Procura-se um sol

A igualdade dos olhos e dos erros de todos constrói uma atmosfera sem evolução. Todos seguem as mesmas linhas, todos são usados e desprezados, todos estão perdidos em sua própria escuridão. Se o mundo acabar, o teto desabar ou o chão os engolir, irão todos juntos, ninguém vai cair em si.

O ar que respiramos e as nuvens que vemos no céu nos remetem aos piores dias de nossas vidas: ontem e hoje. A depressão paira sobre todos, como a guerra que se aproxima nitidamente, mas ninguém ousa admitir. Os personagens deste cotidiano soam tão pueris, alguns aceitaram sua condição de meros pedaços de papel riscado por uma atitude omissa que ninguém se importa.

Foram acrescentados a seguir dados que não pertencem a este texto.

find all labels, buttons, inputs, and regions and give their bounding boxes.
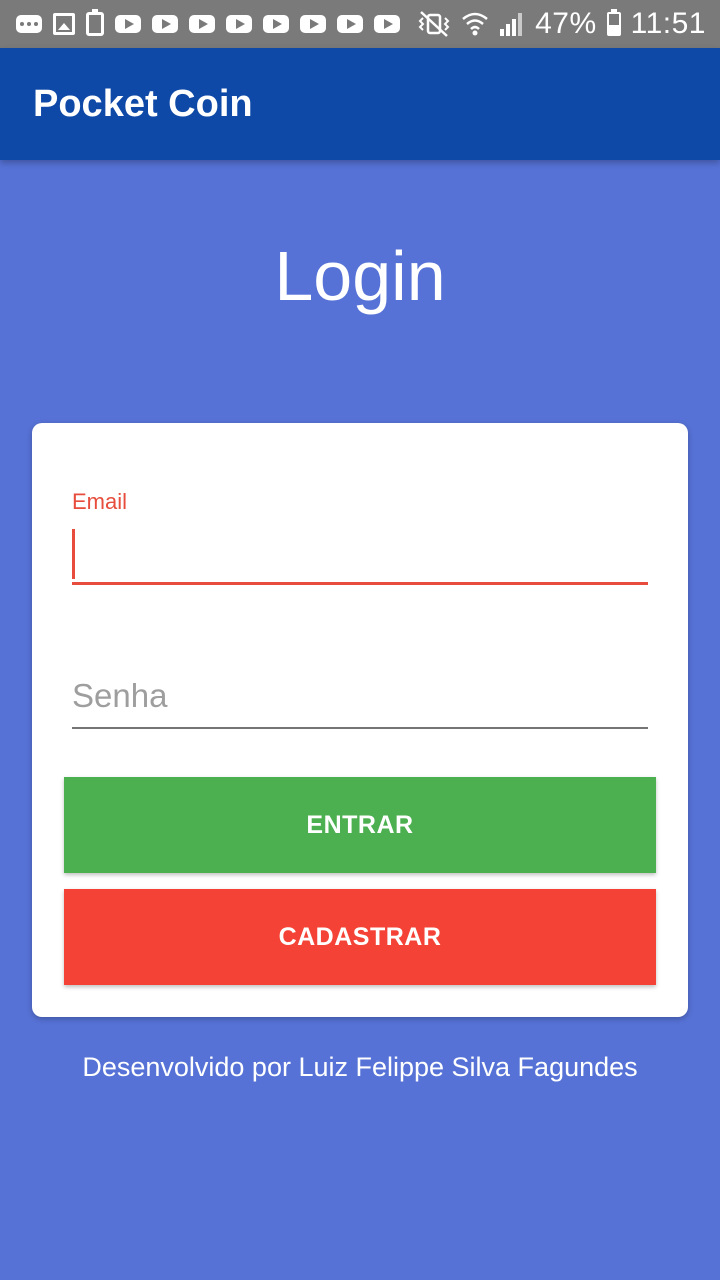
vibrate-icon (417, 10, 451, 38)
signal-icon (499, 11, 525, 37)
email-field[interactable] (72, 527, 648, 585)
status-bar: 47% 11:51 (0, 0, 720, 48)
clock: 11:51 (630, 7, 706, 40)
message-icon (16, 15, 42, 33)
login-card: Email Senha ENTRAR CADASTRAR (32, 423, 688, 1017)
system-icons: 47% 11:51 (417, 7, 706, 41)
youtube-icon (300, 15, 326, 33)
text-cursor (72, 529, 75, 579)
youtube-icon (152, 15, 178, 33)
youtube-icon (226, 15, 252, 33)
wifi-icon (461, 11, 489, 37)
youtube-icon (263, 15, 289, 33)
youtube-icon (189, 15, 215, 33)
youtube-icon (374, 15, 400, 33)
app-title: Pocket Coin (33, 82, 253, 125)
battery-percent: 47% (535, 7, 597, 40)
app-bar: Pocket Coin (0, 48, 720, 160)
register-button[interactable]: CADASTRAR (64, 889, 656, 985)
youtube-icon (115, 15, 141, 33)
email-label: Email (72, 489, 128, 514)
login-button[interactable]: ENTRAR (64, 777, 656, 873)
developer-credit: Desenvolvido por Luiz Felippe Silva Fagu… (82, 1052, 638, 1082)
image-icon (53, 13, 75, 35)
notification-icons (16, 9, 400, 36)
recycle-icon (86, 9, 104, 36)
password-field[interactable]: Senha (72, 671, 648, 729)
password-placeholder: Senha (72, 677, 168, 714)
page-title: Login (274, 237, 446, 315)
youtube-icon (337, 15, 363, 33)
battery-icon (606, 9, 621, 36)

A tristeza está no âmago destas criaturas, ela é um câncer profundo que se alastra pelo corpo. Assim como uma doença, é visível em suas faces. Mesmo assim, ninguém deixa as lágrimas, que escorrem pela sobrancelha e por debaixo dos olhos quando choram deitados, escaparem de seus cortes profundos, da sua babaquice inerente, da sua vida bagunçada.

Arrumam suas mesinhas, suas coisinhas, suas mãozinhas como em seus sonhos e permanecem sem acordar. A realidade, como entidade inescrupulosa que é, agride os pequenos cidadãos inocentes com seu punho teso e gelado. As crianças saem desesperadas deixando pedaços de borracha em cima da mesa, para que as outras encontrem o mesmo terror ao se aproximar de seu antigo cenário mórbido.

Sei que ando nas mesmas linhas que todos, sou tão descartável e vazia quanto todos. Mas eu os vejo. Observo como se movem, como se frustram e, embora estejam completamente subjugados ao desgosto, atuam harmoniosamente.

E eu? Eu que me encontro nas rugas de suas vidas, no canto mais obscuro de seu comportamento, a observá-los passando em minha frente, sei que dentro de mim o cancro que me escraviza é o anseio por mudança. A minha diferença deles, que me esforço em esconder, borbulha e entra em erupção. Sai pela boca quando falo, vive em meus olhos quanto me emociono e é retumbante em meu peito quando a paixão me domina.

Comi minha comida sem filtros, saí de casa sem óculos escuros. Não vejo o sol, mas sou sincera. Sou como os outros, sou como qualquer um e não valho mais do que ninguém. Por dentro, sei que as diferenças são explícitas, uns mais cheios de nada do que outros.

Só o que busco é a luz, queria emanar de mim tamanho fulgor que traz o sol e tocar o coração destes escravos e libertá-los. Todos. Sei que quando puderem sentir e ver o mundo com metade ou dez vezes mais resplandecência do que vejo, a tristeza os tocará novamente. O mundo tem grandes porções de coisas ruins. Neste breu, distante vê-se uma estrela. Aproxima-se a libertação, quando entenderem que, de perto, é o Sol que veem.

Quando o dia nasce, isento de metáforas, e o clima é favorável, a manhã faz tudo parecer puro, com sua essência sincera. O frio é acolhedor, o vento é confortável, o calor é ameno. Os raios de sol que entram pela janela parecem mais verdadeiros, consigo ver a beleza do mundo, os sentimentos são concretos.

A mesma luz que há de matar os vampiros tende a me ressuscitar. Nesses dias a própria vida que me preenche é pura luminosidade, mas sei que não preenche a todos. Pela mesma janela que entra a luz divina, vejo os mortos. Procuro um farol que possa nos abençoar, estão todos morrendo, mas quero viver.